With a circular fisheye lens, there is no room for error when composing an image. You cannot crop the image after the fact, so it is imperative that the composition is flawless. Be aware of good elements of composition such as the rule of thirds, “S” curves, leading lines and diagonal lines, but also be prepared for these rules to be slightly distorted or accentuated with these lenses.

 

To take advantage of the circular fisheye’s full potential, experiment with the placement of your subject in the frame. Remember your traditional compositional rules and keep your strobes well behind the camera’s housing. The circular fisheye lens is both challenging and fun and with a little practice your results will undoubtedly be gratifying.

 

Strobes are well behind the dome port and turned slightly outwards to light the entire scene without lighting up particulate in the water and creating backscatter.

 

 

Lighting with a Circular Fisheye

 

One of the challenges of wide-angle photography is avoiding and preventing backscatter. This is caused by particulate in the water which reflects light from your strobes directly back into the lens. This is especially challenging with the circular fisheye lens because of the extremely wide angle of view. Keep the strobes pulled back well behind the dome port and turn them slightly outward if you wish to light the entire scene. The outward angle of the strobe’s beam will reflect light from the particulate in the water away from your camera’s lens.

 

If you are trying close-focus wide-angle with the fisheye lens, then turn the strobes inward toward the camera’s housing so that they only light the close subject and not the water (and particulate) around the outside edges. Keep in mind that the 180-degree view is in all directions, which means diagonally as well as horizontally. You might want a strobe pointed slightly down and one slightly up to light an entire scene, and you will want to keep your fins and any other appendages well back behind your housing.  

 

The camera lens is aimed straight up along with the strobes which are approximately 24 inches apart and well behind the dome port. One strobe is above the camera’s housing, while the other is slightly below it, lighting the entire scene.

 

 

Image Distortion

 

Both a feature and one of the challenges of using the circular fisheye lens is how it distorts the image. Fish or divers who are too close to the edge of the frame will be elongated.
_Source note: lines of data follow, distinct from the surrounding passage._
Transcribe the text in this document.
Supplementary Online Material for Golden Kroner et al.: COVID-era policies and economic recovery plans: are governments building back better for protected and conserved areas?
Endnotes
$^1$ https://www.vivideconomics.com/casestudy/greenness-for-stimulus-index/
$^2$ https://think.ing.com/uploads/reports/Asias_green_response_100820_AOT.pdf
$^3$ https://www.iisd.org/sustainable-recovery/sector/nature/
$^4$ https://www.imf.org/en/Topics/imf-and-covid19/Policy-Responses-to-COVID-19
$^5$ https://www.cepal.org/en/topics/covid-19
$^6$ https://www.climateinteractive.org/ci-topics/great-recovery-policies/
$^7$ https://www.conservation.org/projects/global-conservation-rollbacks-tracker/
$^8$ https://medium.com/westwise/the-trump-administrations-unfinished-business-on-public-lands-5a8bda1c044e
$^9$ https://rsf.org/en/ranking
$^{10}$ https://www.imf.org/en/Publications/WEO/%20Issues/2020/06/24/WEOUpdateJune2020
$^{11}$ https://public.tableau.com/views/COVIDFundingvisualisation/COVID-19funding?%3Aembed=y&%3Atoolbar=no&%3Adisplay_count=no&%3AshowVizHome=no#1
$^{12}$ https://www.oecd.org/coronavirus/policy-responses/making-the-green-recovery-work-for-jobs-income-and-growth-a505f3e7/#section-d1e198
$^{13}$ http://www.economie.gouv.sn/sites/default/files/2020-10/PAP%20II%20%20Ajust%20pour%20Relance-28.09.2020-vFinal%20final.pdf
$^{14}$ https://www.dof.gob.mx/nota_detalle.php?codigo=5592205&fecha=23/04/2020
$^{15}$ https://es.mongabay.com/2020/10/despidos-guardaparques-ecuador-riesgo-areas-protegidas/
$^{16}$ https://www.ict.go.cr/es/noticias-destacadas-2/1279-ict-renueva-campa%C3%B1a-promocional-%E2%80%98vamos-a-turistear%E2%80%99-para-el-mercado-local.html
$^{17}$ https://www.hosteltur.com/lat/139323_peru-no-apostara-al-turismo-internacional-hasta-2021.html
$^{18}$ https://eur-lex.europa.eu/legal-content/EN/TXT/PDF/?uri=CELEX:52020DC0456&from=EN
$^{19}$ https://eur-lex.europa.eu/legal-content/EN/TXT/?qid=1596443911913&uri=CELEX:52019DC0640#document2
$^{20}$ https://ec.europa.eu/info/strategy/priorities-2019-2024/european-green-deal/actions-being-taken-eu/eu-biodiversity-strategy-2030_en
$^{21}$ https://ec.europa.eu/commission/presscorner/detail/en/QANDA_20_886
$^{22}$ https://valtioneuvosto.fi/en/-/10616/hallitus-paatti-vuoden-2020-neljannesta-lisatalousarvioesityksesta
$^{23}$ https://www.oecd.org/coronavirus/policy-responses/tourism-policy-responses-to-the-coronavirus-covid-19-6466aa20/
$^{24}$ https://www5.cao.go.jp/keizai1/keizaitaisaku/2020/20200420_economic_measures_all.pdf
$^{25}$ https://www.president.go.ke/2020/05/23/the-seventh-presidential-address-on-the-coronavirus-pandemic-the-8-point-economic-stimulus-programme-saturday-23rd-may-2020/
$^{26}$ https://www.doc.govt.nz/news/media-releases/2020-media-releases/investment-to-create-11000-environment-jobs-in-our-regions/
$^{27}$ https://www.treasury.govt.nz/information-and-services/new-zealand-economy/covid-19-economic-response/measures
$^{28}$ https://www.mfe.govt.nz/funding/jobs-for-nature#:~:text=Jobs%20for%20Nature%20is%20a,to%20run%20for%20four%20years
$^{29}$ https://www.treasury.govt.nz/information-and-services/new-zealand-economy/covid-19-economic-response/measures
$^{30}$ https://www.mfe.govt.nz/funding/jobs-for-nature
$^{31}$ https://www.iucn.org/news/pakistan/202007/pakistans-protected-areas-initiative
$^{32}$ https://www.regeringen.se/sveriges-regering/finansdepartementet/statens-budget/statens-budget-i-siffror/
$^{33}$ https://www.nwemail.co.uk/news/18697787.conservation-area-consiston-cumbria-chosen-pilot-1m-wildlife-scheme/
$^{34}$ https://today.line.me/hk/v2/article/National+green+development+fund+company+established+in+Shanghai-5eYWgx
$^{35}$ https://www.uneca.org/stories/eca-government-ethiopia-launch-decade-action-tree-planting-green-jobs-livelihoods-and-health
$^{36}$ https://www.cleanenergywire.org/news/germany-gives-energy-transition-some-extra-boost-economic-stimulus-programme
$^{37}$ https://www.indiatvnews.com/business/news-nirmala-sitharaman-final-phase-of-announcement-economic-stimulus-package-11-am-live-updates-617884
Any subject that is very close to the dome port and in the center will appear to bulge. 

 

If you want to preserve the natural shape of your subject, position it so that it is in the center and at least eight to 12 inches away from the dome port. You can combine the effects of the lens’ distortion capabilities with a more rectilinear effect by centering your primary subject, and placing your secondary subject toward the outside of the frame.

 

The fish and seagrass in this image retain their original shape while the beams of the sun are bent around the edges of the image, creating a nice frame.

 

 

Final Thoughts

 

You may not want a whole portfolio of circular fisheye lens images, but there are subjects and environments that seem to call for this unique, ultra-wide frame. Scenes and subjects with natural curves work well, but it’s definitely one of those types of photography where experimentation is more valuable than following a strict set of rules.

 

This sea star is very close to the camera’s lens, accentuating its shape by creating a slight bulge toward the center of the image.